Anne, so the story went, was the big-boned, sheltered, unattractive German princess who failed to recognize “true love” Henry when he showed up in romantic, chivalric disguise to greet her upon her arrival in England. History and recent fictional portrayals (Joss Stone’s charming portrayal in Showtime’s 2007-10 miniseries “The Tudors,” Hillary Mantel’s novel “The Mirror and the Light” and Broadway’s “Six” musical) tell a different, truer story. The PR campaign against Anne turns out to have been a bit of narcissistic projection, with Henry as the old, smelly, unattractive one.
Poor thing: You can feel her fright at having unwittingly offended the less-than-desirable king, fearing for her life. And you can imagine her mixed hurt pride — and relief —when Henry came calling with an offer of an annulment. But fearing for her head perhaps (it’s doubtful he would have beheaded a foreign princess, so necessary to a Protestant alliance), she used her head. Instead of digging in her heels, she basically said, behold the handmaid of the king. Be it done unto me according to your word.
As a result, she was richly rewarded with property, cash and sumptuous clothing as well as the title of the king’s “honored sister.” She maintained good relations with Henry’s children — the future Edward VI, Mary I and Elizabeth I — was kind and generous to her servants and beloved by the English people. Anne even had a cordial relationship with the lady in waiting who became Henry’s tragic fifth wife, Katherine Howard. (There’s a stunning symmetry to the wives, with one and four, Catherine of Aragon and Anne of Cleves, being divorced/annulled foreign princesses; two and five, Anne Boleyn and Katherine Howard, being beheaded cousins, and three and six, Jane Seymour and Catherine Parr, being sisters-in-law who would ultimately die in childbirth. It’s almost as if with wives four, five and six, Henry was replaying the marriages to one, two and three.)

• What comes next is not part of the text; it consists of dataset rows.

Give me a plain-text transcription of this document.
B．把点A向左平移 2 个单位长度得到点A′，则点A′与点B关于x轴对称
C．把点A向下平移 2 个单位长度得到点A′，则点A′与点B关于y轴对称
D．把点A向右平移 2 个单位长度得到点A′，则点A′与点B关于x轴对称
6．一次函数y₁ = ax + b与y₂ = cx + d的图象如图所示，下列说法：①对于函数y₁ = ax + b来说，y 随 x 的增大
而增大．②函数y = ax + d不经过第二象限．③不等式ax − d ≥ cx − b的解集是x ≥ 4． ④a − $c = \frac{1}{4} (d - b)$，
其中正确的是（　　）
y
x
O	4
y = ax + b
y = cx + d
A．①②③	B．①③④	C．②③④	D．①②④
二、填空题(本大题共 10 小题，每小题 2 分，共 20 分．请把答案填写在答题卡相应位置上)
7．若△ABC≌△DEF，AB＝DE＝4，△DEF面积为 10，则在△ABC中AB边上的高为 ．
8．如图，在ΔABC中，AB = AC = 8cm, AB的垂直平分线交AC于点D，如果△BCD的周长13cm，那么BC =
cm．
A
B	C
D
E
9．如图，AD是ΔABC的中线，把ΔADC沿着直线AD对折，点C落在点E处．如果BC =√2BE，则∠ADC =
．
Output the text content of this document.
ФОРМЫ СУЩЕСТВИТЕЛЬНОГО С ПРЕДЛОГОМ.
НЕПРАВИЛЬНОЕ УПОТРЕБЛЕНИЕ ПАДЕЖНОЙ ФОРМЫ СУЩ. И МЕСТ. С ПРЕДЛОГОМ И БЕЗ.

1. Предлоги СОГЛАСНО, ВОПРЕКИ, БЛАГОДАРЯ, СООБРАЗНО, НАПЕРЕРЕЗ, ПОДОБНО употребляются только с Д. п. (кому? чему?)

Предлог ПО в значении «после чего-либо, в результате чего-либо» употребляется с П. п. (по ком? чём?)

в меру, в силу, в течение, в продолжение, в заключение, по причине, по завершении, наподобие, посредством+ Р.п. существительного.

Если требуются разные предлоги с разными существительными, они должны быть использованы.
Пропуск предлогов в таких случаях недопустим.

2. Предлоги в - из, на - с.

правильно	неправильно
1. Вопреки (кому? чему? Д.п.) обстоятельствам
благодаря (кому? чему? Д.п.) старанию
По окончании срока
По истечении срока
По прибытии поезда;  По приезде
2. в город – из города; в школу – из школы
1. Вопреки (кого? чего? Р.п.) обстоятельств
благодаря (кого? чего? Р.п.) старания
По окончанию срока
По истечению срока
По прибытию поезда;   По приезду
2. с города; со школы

So well did Anne of Cleves get on with Katherine Howard that they danced together during Christmas and New Year’s (1540-41) while the old, sickly Henry went to bed.
A little more than a year later — Feb. 13, 1542 — the Katherine Henry so adored would go to the scaffold as an adulteress. When Anne died in 1557 — probably of cancer at age 42, having outlived Henry and the other five wives as well as Edward —Mary gave the Roman Catholic convert (Anne’s mother had been Catholic) a majestic funeral that Elizabeth also attended and a burial in Westminster Abbey — the only one of the wives so honored. It would be another, more familiar queen, Elizabeth II, who in 1970 provided the plaque that reads “Anne of Cleves, Queen of England, Born 1515 — Died 1557.”
A couple of things here: What is meant for you in this world will be there for you and no one can take it from you. Anne may have been Anne of 187 days (Jan. 6 to July 12, 1540), unlike Anne (Boleyn) of 1,000 days — having never consummated her marriage or apparently even understood at that time what it took to make a baby — but queen she was, with a grave in Westminster, however hard it is to find, opposite St. Edward the Confessor’s to boot.
Secondly, Anne, like the Virgin Mary she venerated as a Catholic convert, understood that giving in is not the same as being a doormat. We, like them, live in perilous times. And we, like them, must learn to control what we can and let go of what we cannot, in the spirit of the Roman Stoics, or, in the words of the Chinese philosopher Lao Tzu, to “yield and overcome.”
The Virgin Mary and the secular virgin Anne played the cards they were dealt. It would behoove us to do the same as we move through a season of darkness to the light.